Explaining to Kevin Drum why we’re not happy about young high school grads’ recovery, and why he shouldn’t be either
I don’t know how EPI measures unemployment, but the federal government measures it in a consistent way every single month. For young high school grads, the average unemployment rate during the expansion of the aughts was around 11 percent. Today it’s 11.2 percent. In other words, it’s not “pretty poor,” it’s completely normal.
Well, we measure unemployment the same way that the federal government does, even using the same survey. All numbers and methods are described in our Class of 2016 paper from a few weeks ago. The reason we get 17.8 percent while Kevin gets 11.2 percent when looking at unemployment rates for young high school graduates is pretty obvious: we’re looking at 17-20 year old high school graduates who are not enrolled in further schooling while he is looking at 20-24 year old high-school graduates (no college). The numbers in our report also reflect a 12-month rolling average, because we also look at smaller demographic groups where sample size is an issue and want consistency across figures.
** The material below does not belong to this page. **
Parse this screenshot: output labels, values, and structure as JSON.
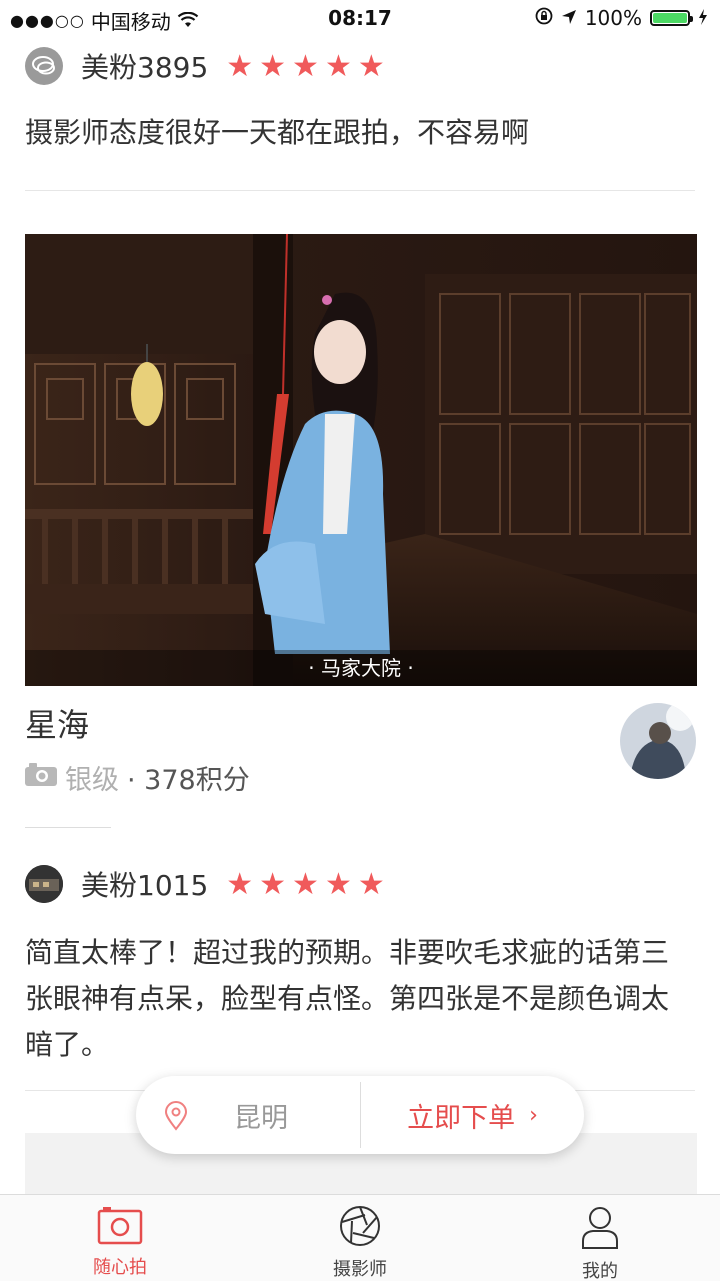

A bonus to our data is that we go back to 1989. What this shows is that the 2006 pre-recession trough that we have almost returned to is a pretty low bar for declaring “nothing to see here” on young peoples’ unemployment rates. For the group of young high school grads we look at, the pre-recession unemployment trough was 15.2 percent, but unemployment actually managed to reach 12.3 and 12.0 percent in the unemployment troughs before recessions in the early 1990s and early 2000s. So, yeah, we’re not in love with the 17.9 percent rate we hit in February this year, and we don’t think we’re “wildly misstating” the data to make the case that others shouldn’t be either.